Weinberger might not be able to swim alone, but put him in a pack of 25 swimmers at the Olympics and there’s no stopping him.
He arrived in London a rising star in distance races, having won one world cup event and finishing in the top three in two others this season.
London would be all about going for a medal. And he showed no signs of intimidation as he punched his fist in the air at the starting platform, even though the field included Tunisian Oussama Mellouli who had won bronze in the 1,500-metre freestyle and Spyridon Gianniotis of Greece who had beaten Weinberger a couple of times.
“I’ve just got to have fun,” Weinberger said Friday. “That’s pretty much my position going into every single race. I’m here to have fun. I’m here to race these guys and to compete. The racing is just the best. This is like Christmas morning. I never sleep the night before.”
Far from shrinking from his more experienced competitors, Weinberger pushed the pace in Friday’s 10-kilometre race, leading from the start and hanging on with a group of four when Mellouli went to the front. The Tunisian had a big advantage. The course in Hyde Park’s Serpentine was more like a giant swimming pool than a choppy lake, perfect for pool swimmers like Mellouli who specialize in the 1,500 metres.
Mellouli was too strong for Weinberger Friday, but the Canadian finished third, just 5.2 seconds behind the winner and only two seconds behind silver medalist Thomas Lurz of Germany. “We made the race between four people and just tried to push the pace and separate things,” Weinberger said.
He certainly has a promising future in the sport. He is just 22, young by distance swimming standards, and most of his chief rivals, including Mellouli, are expected to retire.
He is also still learning about the event, like figuring out only recently the advantages of wearing a full body suit.
Few athletes work harder. Weinberger swims up to 100 kilometres a week at a pool in Victoria, doing hundreds of laps some days. He got into the sport after noticing the hard workouts a friend was doing in preparation for a distance swim. “I just saw him going longer workouts and I wanted to do that,” he said. “I hated seeing someone do more work than me.”
Jacks said Weinberger doesn’t just train hard, he has also developed shrewd competitive instincts and knows how to avoid the rough and tumble battling that is part of open water swimming.
“He’s the best in the world. He wasn’t today but I think he has that ability,” said Jacks, who has an easy rapport with the swimmer, despite the occasional nip from his pesky dog.

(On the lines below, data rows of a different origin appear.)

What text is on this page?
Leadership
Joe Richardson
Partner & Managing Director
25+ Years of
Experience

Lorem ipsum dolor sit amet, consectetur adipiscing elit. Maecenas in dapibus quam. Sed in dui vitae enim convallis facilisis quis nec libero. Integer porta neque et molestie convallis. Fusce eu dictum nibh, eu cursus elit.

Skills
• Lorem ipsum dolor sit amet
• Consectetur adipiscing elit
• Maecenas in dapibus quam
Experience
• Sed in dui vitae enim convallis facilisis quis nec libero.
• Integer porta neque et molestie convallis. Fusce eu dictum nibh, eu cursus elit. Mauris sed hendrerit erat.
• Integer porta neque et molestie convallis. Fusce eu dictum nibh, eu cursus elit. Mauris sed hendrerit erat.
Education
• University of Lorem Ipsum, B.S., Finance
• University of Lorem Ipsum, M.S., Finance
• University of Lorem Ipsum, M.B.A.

Mellouli too recognized the rising talent.
“He’s a tough swimmer,” the Tunisian said after the race, adding that he keyed on the Canadian during the competition. “I think you’ll see more of him in the future.”
That future will likely include the next Olympics, in 2016 in Rio de Janeiro. And Weinberger is already preparing.
“I want to be Olympic gold medalist in Rio,” he said Friday.